• SUGAR Trial Hits Sour Note: Potential Superiority of Cre8 EVO DES vs. Resolute Onyx DES at 1 Year Disappears at 2 Years

    BOSTON — Despite a signal of potential superiority of the Cre8 EVO drug-eluting stent (DES) over the Resolute Onyx DES at 1 year post-percutaneous coronary intervention (PCI) in patients with diabetes mellitus (DM), the 2-year results failed to show superiority of the new DES.

    Pablo Salinas, MD, PhD, of Hospital Clínico San Carlos, Madrid, presented these findings from the SUGAR trial Monday at Transcatheter Cardiovascular Therapeutics (TCT) in Boston.

    PCI in DM has an increased risk of adverse events; however, few studies have been conducted specifically in the population.

    The Cre8 EVO stent (Alvimedica) is a thin-strut (70-80 μm), polymer-free stent that elutes amphilimus, a formulation of sirolimus and a fatty acid carrier, from laser-dug wells. This formulation enhances drug intake by the endothelial cells, Salinas explained.

    Improved outcomes, specifically less restenosis, were found with the Cre8 EVO stent in non-randomized or small randomized trials of DM patients.

    SUGAR (Second-generation drug-elutingG stents in diabetes: a Randomized trial) aims to determine whether these findings can be confirmed.
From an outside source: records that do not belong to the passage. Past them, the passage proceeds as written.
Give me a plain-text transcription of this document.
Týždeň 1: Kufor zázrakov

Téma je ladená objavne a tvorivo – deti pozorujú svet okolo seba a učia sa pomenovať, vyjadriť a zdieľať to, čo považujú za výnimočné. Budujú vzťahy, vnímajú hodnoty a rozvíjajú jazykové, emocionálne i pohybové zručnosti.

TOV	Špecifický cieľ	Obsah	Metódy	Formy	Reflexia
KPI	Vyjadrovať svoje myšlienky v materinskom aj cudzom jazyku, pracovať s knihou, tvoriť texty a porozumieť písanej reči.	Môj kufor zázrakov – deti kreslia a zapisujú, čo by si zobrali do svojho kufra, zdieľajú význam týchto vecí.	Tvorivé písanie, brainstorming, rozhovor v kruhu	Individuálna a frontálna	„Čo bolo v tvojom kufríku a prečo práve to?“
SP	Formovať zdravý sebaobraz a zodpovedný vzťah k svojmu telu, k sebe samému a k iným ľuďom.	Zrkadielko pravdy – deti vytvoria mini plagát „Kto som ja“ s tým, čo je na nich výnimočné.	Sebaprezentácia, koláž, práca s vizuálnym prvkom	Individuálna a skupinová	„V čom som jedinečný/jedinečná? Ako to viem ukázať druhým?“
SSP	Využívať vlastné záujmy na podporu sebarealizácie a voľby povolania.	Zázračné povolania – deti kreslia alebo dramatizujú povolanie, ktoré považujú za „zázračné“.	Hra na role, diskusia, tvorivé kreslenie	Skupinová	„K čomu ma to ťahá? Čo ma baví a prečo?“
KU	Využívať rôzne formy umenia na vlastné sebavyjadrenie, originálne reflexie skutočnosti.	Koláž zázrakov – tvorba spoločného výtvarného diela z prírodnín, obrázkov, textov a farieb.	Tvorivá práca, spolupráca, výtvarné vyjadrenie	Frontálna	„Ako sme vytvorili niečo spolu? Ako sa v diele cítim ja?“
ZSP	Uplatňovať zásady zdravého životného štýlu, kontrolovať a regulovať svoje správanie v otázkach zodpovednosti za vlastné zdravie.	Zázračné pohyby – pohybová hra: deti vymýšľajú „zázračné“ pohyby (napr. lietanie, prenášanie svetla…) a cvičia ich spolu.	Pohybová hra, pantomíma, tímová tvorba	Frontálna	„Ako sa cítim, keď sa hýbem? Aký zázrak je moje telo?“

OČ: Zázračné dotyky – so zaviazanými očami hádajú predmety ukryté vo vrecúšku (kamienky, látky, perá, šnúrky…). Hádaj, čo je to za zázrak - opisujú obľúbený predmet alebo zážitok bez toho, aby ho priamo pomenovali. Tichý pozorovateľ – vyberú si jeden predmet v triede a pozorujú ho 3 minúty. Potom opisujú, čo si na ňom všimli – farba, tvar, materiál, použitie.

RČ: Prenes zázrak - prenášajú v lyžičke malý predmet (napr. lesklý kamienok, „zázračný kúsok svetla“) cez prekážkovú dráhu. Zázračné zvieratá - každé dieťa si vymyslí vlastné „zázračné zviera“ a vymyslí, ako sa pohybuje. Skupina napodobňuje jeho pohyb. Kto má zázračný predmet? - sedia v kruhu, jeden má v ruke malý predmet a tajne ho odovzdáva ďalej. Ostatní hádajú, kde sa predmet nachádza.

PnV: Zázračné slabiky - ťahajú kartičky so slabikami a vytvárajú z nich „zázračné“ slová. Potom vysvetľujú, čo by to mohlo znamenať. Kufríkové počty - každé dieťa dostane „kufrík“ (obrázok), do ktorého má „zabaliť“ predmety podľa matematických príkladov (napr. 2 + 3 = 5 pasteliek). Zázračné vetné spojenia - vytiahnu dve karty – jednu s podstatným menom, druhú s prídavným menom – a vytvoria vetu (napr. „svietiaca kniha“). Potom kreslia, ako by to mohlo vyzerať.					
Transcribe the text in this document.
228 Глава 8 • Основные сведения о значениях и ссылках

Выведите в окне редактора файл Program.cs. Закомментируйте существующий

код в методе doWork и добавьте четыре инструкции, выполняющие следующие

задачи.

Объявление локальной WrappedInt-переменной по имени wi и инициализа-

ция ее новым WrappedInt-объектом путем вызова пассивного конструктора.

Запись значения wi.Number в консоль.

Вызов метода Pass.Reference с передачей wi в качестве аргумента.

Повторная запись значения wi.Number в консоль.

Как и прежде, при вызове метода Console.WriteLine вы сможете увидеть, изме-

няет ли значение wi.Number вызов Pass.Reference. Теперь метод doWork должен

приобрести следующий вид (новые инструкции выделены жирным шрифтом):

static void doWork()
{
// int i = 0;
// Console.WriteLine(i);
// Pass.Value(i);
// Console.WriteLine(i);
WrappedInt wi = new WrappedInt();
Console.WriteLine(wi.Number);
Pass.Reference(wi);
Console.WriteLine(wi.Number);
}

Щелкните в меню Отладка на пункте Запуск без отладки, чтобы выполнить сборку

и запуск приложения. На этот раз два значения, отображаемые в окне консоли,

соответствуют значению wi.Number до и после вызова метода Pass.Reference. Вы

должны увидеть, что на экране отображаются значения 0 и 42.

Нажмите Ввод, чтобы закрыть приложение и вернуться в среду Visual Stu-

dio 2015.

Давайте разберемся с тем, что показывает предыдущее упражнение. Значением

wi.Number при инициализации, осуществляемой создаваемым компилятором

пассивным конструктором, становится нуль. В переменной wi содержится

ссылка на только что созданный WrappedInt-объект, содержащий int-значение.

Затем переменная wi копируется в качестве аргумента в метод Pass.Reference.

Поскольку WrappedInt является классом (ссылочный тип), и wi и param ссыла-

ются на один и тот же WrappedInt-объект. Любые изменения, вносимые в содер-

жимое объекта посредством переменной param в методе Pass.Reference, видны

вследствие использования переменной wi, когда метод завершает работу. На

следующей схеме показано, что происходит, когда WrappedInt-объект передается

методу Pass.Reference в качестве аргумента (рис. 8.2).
It randomized 1,175 all-comer patients with DM eligible for PCI 1:1 to receive either Cre8 EVO stent or the Resolute Onyx durable-polymer stent (Medtronic) with 92-102 μm struts eluting zotarolimus.

    The primary endpoint was TLF, a composite of cardiac death, target vessel myocardial infarction or target lesion revascularization.

    The 1-year results, presented at TCT 2021, showed that the Cre8 EVO stent met the primary endpoint for noninferiority to the Resolute Onyx stent in terms of TLF (Cre8 EVO 7.2% vs. Resolute Onyx 10.9%), and a prespecified exploratory analysis suggested that the Cre8 EVO stent might even be superior (hazard ratio [HR] 0.65; 95% confidence interval [CI] 0.44-0.96; p=0.03), which caused a great deal of fanfare at the time.

    At 2 years, however Cre8 EVO failed to meet the primary endpoint for superiority to the Resolute Onyx stent in terms of TLF (HR 0.84; 95% CI: 0.60-1.19; p=0.331), even though the TLF rates were still similar between the two devices (Cre8 EVO 10.4% vs. Resolute Onyx 12.1%).

    The two stents also showed similar results in relevant secondary outcomes: cardiac death (3.1% vs. 3.4%; HR 0.81; 95% CI 0.42-1.55; p=0.519), target vessel myocardial infarction (6.6% vs. 7.6%; HR 0.89; 95% CI 0.56-1.42; p=0.627), target lesion revascularization (4.3% vs. 4.6%; HR 0.93; 95% CI 0.54-1.60; p=0.782), all-cause mortality (7.1% vs. 6.8%; HR 1.03; 95% CI 0.67-1.59; p=0.89), all subsequent revascularizations (7.6% vs. 9.4%; HR 0.79; 95% CI 0.54-1.19; p=0.265), and major adverse cardiac events (18.3% vs. 20.8%; HR 0.88; 95% CI 0.68-1.16; p=0.371).

    Although there was insufficient evidence to show superiority of the Cre8 EVO stent, Salinas said extended follow-up through 5 years is still warranted.

    In response to questions during a TCT press conference, Salinas said the Cre8 EVO stent’s events accrued in a “slow but steady” fashion, while the Resolute Onyx stent’s events were clustered in the first 6 months and then slowed down significantly.

    Carlo Di Mario, MD, of Careggi University Hospital, Italy, a panelist during the press conference, remarked that while the disappearance of the Cre8 EVO’s advantage might be a “bitter note,” it “is not bitter for us because overall, the percentages of figures are so low that it is rather difficult to find a difference” between the stents.

    Roxana Mehran, MD, of the Icahn School of Medicine at Mount Sinai, New York, commended the SUGAR trialists for continuing to follow the patients beyond the 1-year positive results.

    “You could have stopped at 1 year and been very, very happy with your positive result and walked away,” she said. “And I really want to congratulate you for your transparency and following these patients up because we as clinicians need answers for our diabetic patients.”

    The SUGAR trial was funded by the Spanish Society of Cardiology.